There is an existing thread about this Zipping unequal lists in python in to a list which does not drop any element from longer list being zipped

But it's not quite I'm after. Instead of returning None, I need it to copy the previous entry on the list.

Is this possible?

a = ["bottle","water","sky"]
b = ["red", "blue"]
for i in itertools.izip_longest(a,b):
    print i

#result
# ('bottle', 'red')
# ('water', 'blue')
# ('sky', None) 

# What I want on the third line is
# ('sky', 'blue')

itertools.izip_longest takes an optional fillvalue argument that provides the value that is used after the shorter list has been exhausted. fillvalue defaults to None, giving the behaviour you show in your question, but you can specify a different value to get the behaviour you want:

    fill = a[-1] if (len(a) < len(b)) else b[-1]
    for i in itertools.izip_longest(a, b, fillvalue=fill):
        print i

(Obviously if the same list is always the shorter one then choosing the fill character is even easier.)
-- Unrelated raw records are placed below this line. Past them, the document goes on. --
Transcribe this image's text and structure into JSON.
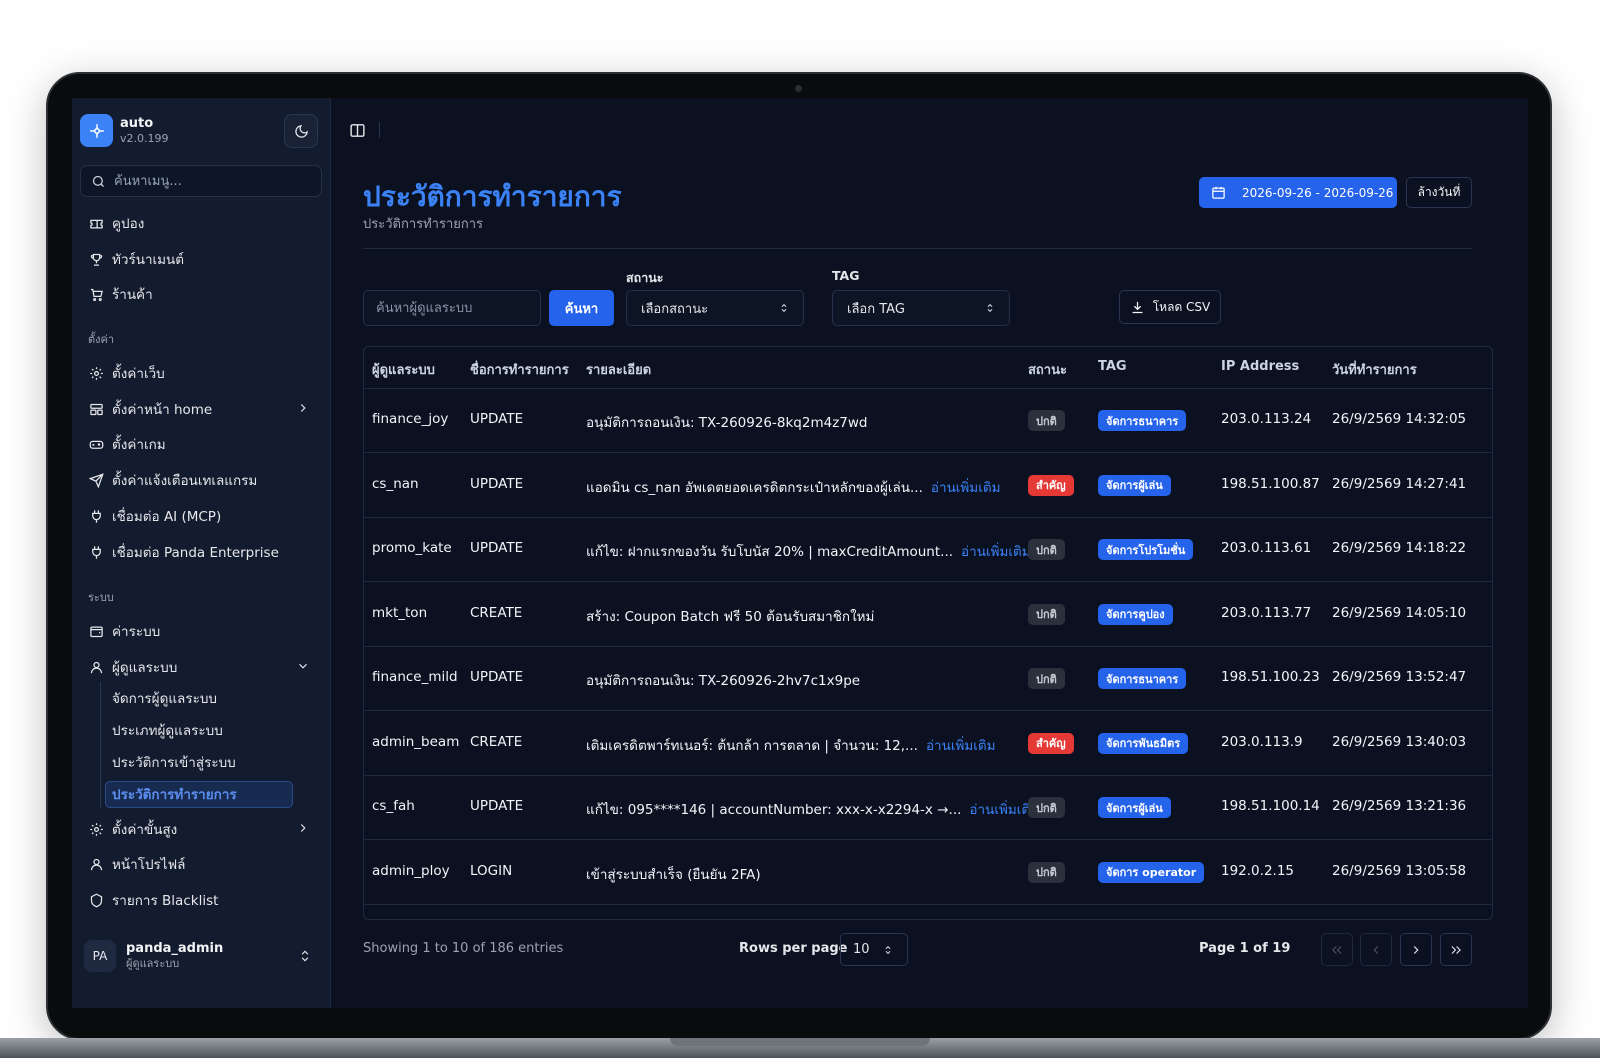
{
  "app": {
    "name": "auto",
    "version": "v2.0.199"
  },
  "sidebar": {
    "search_placeholder": "ค้นหาเมนู...",
    "top_items": [
      {
        "label": "คูปอง",
        "icon": "ticket-icon"
      },
      {
        "label": "ทัวร์นาเมนต์",
        "icon": "trophy-icon"
      },
      {
        "label": "ร้านค้า",
        "icon": "cart-icon"
      }
    ],
    "settings_label": "ตั้งค่า",
    "settings_items": [
      {
        "label": "ตั้งค่าเว็บ",
        "icon": "gear-icon"
      },
      {
        "label": "ตั้งค่าหน้า home",
        "icon": "layout-icon"
      },
      {
        "label": "ตั้งค่าเกม",
        "icon": "gamepad-icon"
      },
      {
        "label": "ตั้งค่าแจ้งเตือนเทเลแกรม",
        "icon": "send-icon"
      },
      {
        "label": "เชื่อมต่อ AI (MCP)",
        "icon": "plug-icon"
      },
      {
        "label": "เชื่อมต่อ Panda Enterprise",
        "icon": "plug-icon"
      }
    ],
    "system_label": "ระบบ",
    "system_items": [
      {
        "label": "ค่าระบบ",
        "icon": "wallet-icon"
      },
      {
        "label": "ผู้ดูแลระบบ",
        "icon": "user-icon"
      }
    ],
    "admin_sub_items": [
      "จัดการผู้ดูแลระบบ",
      "ประเภทผู้ดูแลระบบ",
      "ประวัติการเข้าสู่ระบบ",
      "ประวัติการทำรายการ"
    ],
    "bottom_items": [
      {
        "label": "ตั้งค่าขั้นสูง",
        "icon": "gear-icon"
      },
      {
        "label": "หน้าโปรไฟล์",
        "icon": "user-icon"
      },
      {
        "label": "รายการ Blacklist",
        "icon": "shield-icon"
      }
    ],
    "user": {
      "initials": "PA",
      "name": "panda_admin",
      "role": "ผู้ดูแลระบบ"
    }
  },
  "header": {
    "title": "ประวัติการทำรายการ",
    "subtitle": "ประวัติการทำรายการ",
    "date_range": "2026-09-26 - 2026-09-26",
    "clear_date": "ล้างวันที่"
  },
  "filters": {
    "user_search_placeholder": "ค้นหาผู้ดูแลระบบ",
    "search_button": "ค้นหา",
    "status_label": "สถานะ",
    "status_value": "เลือกสถานะ",
    "tag_label": "TAG",
    "tag_value": "เลือก TAG",
    "csv_button": "โหลด CSV"
  },
  "table": {
    "columns": [
      "ผู้ดูแลระบบ",
      "ชื่อการทำรายการ",
      "รายละเอียด",
      "สถานะ",
      "TAG",
      "IP Address",
      "วันที่ทำรายการ"
    ],
    "read_more": "อ่านเพิ่มเติม",
    "rows": [
      {
        "admin": "finance_joy",
        "action": "UPDATE",
        "detail": "อนุมัติการถอนเงิน: TX-260926-8kq2m4z7wd",
        "more": false,
        "status": "ปกติ",
        "status_type": "normal",
        "tag": "จัดการธนาคาร",
        "ip": "203.0.113.24",
        "date": "26/9/2569 14:32:05"
      },
      {
        "admin": "cs_nan",
        "action": "UPDATE",
        "detail": "แอดมิน cs_nan อัพเดตยอดเครดิตกระเป๋าหลักของผู้เล่น...",
        "more": true,
        "status": "สำคัญ",
        "status_type": "important",
        "tag": "จัดการผู้เล่น",
        "ip": "198.51.100.87",
        "date": "26/9/2569 14:27:41"
      },
      {
        "admin": "promo_kate",
        "action": "UPDATE",
        "detail": "แก้ไข: ฝากแรกของวัน รับโบนัส 20% | maxCreditAmount...",
        "more": true,
        "status": "ปกติ",
        "status_type": "normal",
        "tag": "จัดการโปรโมชั่น",
        "ip": "203.0.113.61",
        "date": "26/9/2569 14:18:22"
      },
      {
        "admin": "mkt_ton",
        "action": "CREATE",
        "detail": "สร้าง: Coupon Batch ฟรี 50 ต้อนรับสมาชิกใหม่",
        "more": false,
        "status": "ปกติ",
        "status_type": "normal",
        "tag": "จัดการคูปอง",
        "ip": "203.0.113.77",
        "date": "26/9/2569 14:05:10"
      },
      {
        "admin": "finance_mild",
        "action": "UPDATE",
        "detail": "อนุมัติการถอนเงิน: TX-260926-2hv7c1x9pe",
        "more": false,
        "status": "ปกติ",
        "status_type": "normal",
        "tag": "จัดการธนาคาร",
        "ip": "198.51.100.23",
        "date": "26/9/2569 13:52:47"
      },
      {
        "admin": "admin_beam",
        "action": "CREATE",
        "detail": "เติมเครดิตพาร์ทเนอร์: ต้นกล้า การตลาด | จำนวน: 12,...",
        "more": true,
        "status": "สำคัญ",
        "status_type": "important",
        "tag": "จัดการพันธมิตร",
        "ip": "203.0.113.9",
        "date": "26/9/2569 13:40:03"
      },
      {
        "admin": "cs_fah",
        "action": "UPDATE",
        "detail": "แก้ไข: 095****146 | accountNumber: xxx-x-x2294-x →...",
        "more": true,
        "status": "ปกติ",
        "status_type": "normal",
        "tag": "จัดการผู้เล่น",
        "ip": "198.51.100.14",
        "date": "26/9/2569 13:21:36"
      },
      {
        "admin": "admin_ploy",
        "action": "LOGIN",
        "detail": "เข้าสู่ระบบสำเร็จ (ยืนยัน 2FA)",
        "more": false,
        "status": "ปกติ",
        "status_type": "normal",
        "tag": "จัดการ operator",
        "ip": "192.0.2.15",
        "date": "26/9/2569 13:05:58"
      }
    ]
  },
  "footer": {
    "showing": "Showing 1 to 10 of 186 entries",
    "rows_per_page_label": "Rows per page",
    "rows_per_page_value": "10",
    "page_info": "Page 1 of 19"
  },
  "colors": {
    "accent": "#3b82f6",
    "important": "#e53935",
    "background": "#0b1120",
    "sidebar": "#131b2e"
  }
}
You can chain the shorter list with a repeat of its last value. Then using regular izip, the result will be the length of the longer list:

from itertools import izip, repeat, chain

def izip_longest_repeating(seq1, seq2):
    if len(seq1) < len(seq2):
        repeating = seq1[-1]
        seq1 = chain(seq1, repeat(repeating))
    else:
        repeating = seq2[-1]
        seq2 = chain(seq2, repeat(repeating))
    return izip(seq1, seq2)   

print(list(izip_longest_repeating(a, b)))
#  [('bottle', 'red'), ('water', 'blue'), ('sky', 'blue')]    
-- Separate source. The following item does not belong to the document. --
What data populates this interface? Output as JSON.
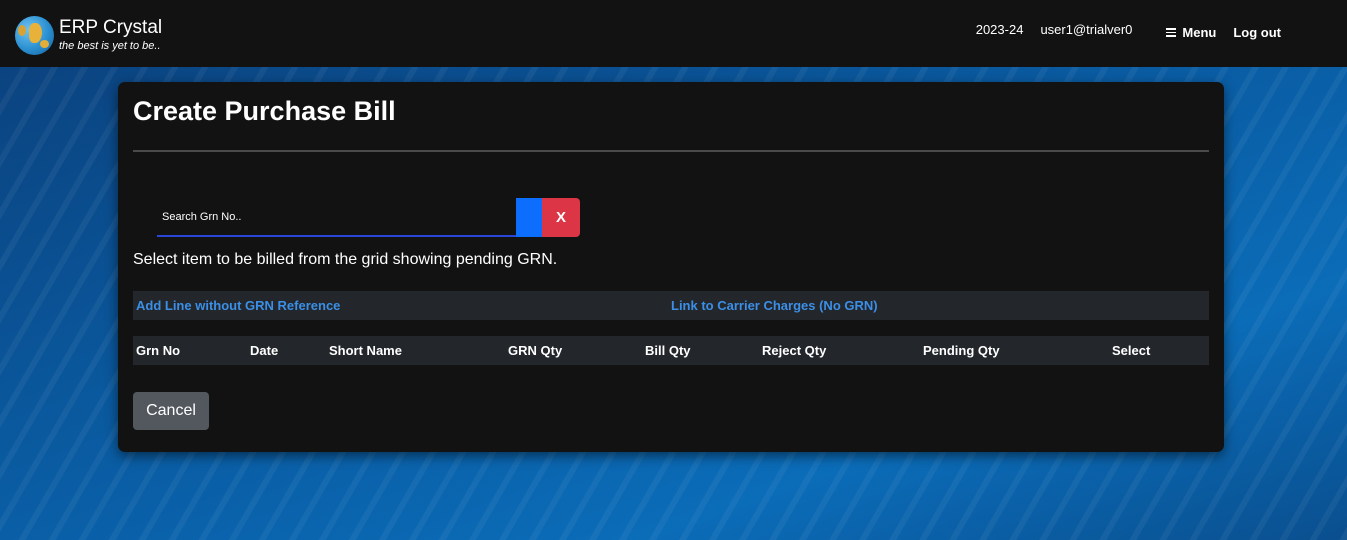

And here's a version that should work for any iterables:

from itertools import izip as zip # Python2 only

def zip_longest_repeating(*iterables):
    iters = [iter(i) for i in iterables]
    sentinel = object() 
    vals = tuple(next(it, sentinel) for it in iters)
    if any(val is sentinel for val in vals):
        return
    yield vals
    while True:
        cache = vals
        vals = tuple(next(it, sentinel) for it in iters)
        if all(val is sentinel for val in vals):
            return
        vals = tuple(old if new is sentinel else new for old, new in zip(cache, vals))
        yield vals

list(zip_longest_repeating(['a'], ['b', 'c'], ['d', 'r', 'f']))
#  [('a', 'b', 'd'), ('a', 'c', 'r'), ('a', 'c', 'f')]

You basically want the last item of the shortest list.
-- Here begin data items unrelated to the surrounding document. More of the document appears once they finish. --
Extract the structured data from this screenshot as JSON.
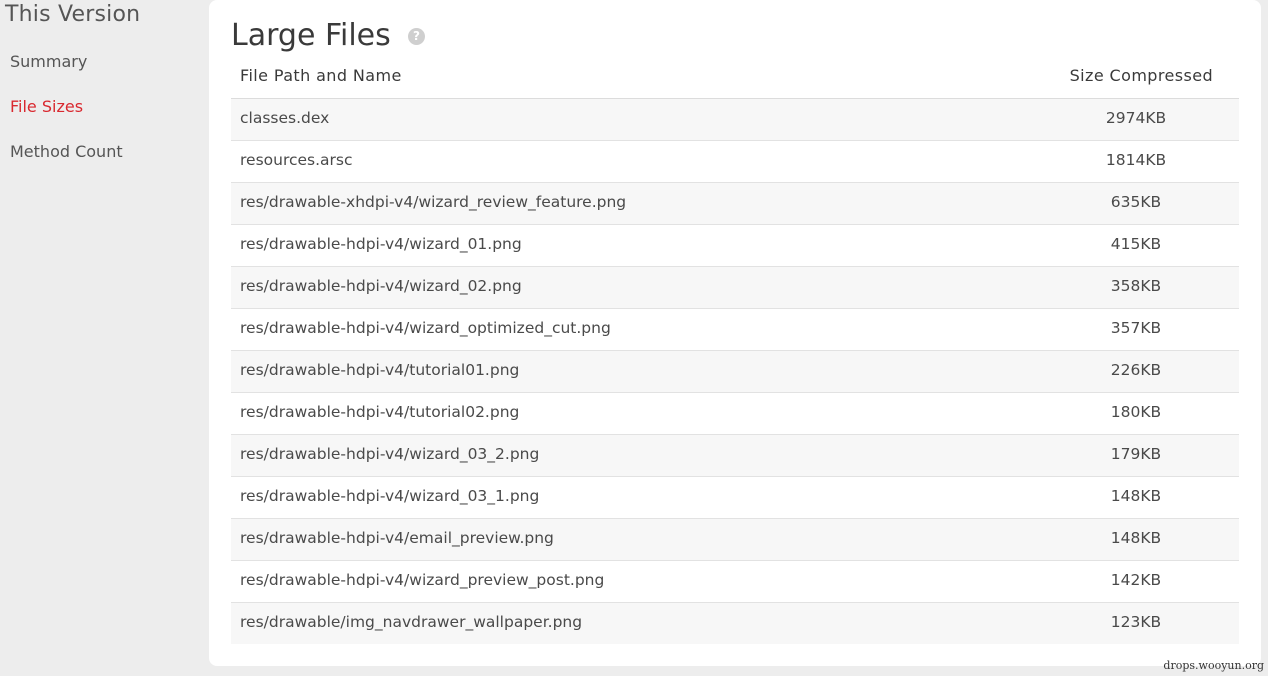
{
  "sidebar": {
    "title": "This Version",
    "items": [
      {
        "label": "Summary",
        "active": false
      },
      {
        "label": "File Sizes",
        "active": true
      },
      {
        "label": "Method Count",
        "active": false
      }
    ]
  },
  "main": {
    "title": "Large Files",
    "help_icon": "question-circle-icon",
    "table": {
      "headers": {
        "path": "File Path and Name",
        "size": "Size Compressed"
      },
      "rows": [
        {
          "path": "classes.dex",
          "size": "2974KB"
        },
        {
          "path": "resources.arsc",
          "size": "1814KB"
        },
        {
          "path": "res/drawable-xhdpi-v4/wizard_review_feature.png",
          "size": "635KB"
        },
        {
          "path": "res/drawable-hdpi-v4/wizard_01.png",
          "size": "415KB"
        },
        {
          "path": "res/drawable-hdpi-v4/wizard_02.png",
          "size": "358KB"
        },
        {
          "path": "res/drawable-hdpi-v4/wizard_optimized_cut.png",
          "size": "357KB"
        },
        {
          "path": "res/drawable-hdpi-v4/tutorial01.png",
          "size": "226KB"
        },
        {
          "path": "res/drawable-hdpi-v4/tutorial02.png",
          "size": "180KB"
        },
        {
          "path": "res/drawable-hdpi-v4/wizard_03_2.png",
          "size": "179KB"
        },
        {
          "path": "res/drawable-hdpi-v4/wizard_03_1.png",
          "size": "148KB"
        },
        {
          "path": "res/drawable-hdpi-v4/email_preview.png",
          "size": "148KB"
        },
        {
          "path": "res/drawable-hdpi-v4/wizard_preview_post.png",
          "size": "142KB"
        },
        {
          "path": "res/drawable/img_navdrawer_wallpaper.png",
          "size": "123KB"
        }
      ]
    }
  },
  "watermark": "drops.wooyun.org",
  "colors": {
    "accent": "#d9282f",
    "background": "#ededed",
    "card": "#ffffff",
    "row_alt": "#f7f7f7"
  }
}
lists = (a, b)  # Could be any number of lists
last_value = min(lists, key=len)[-1]  # Takes the last value of the min len list
for i in itertools.izip_longest(*lists, fillvalue=last_value):
    print i

How it works

For finding the smallest anything in python we use the min function which conveniently takes a key argument to know how to sort the items.

In this case we want to sort on len so we pass that. At this point we have the shortest list so we can simply extract the last item [-1].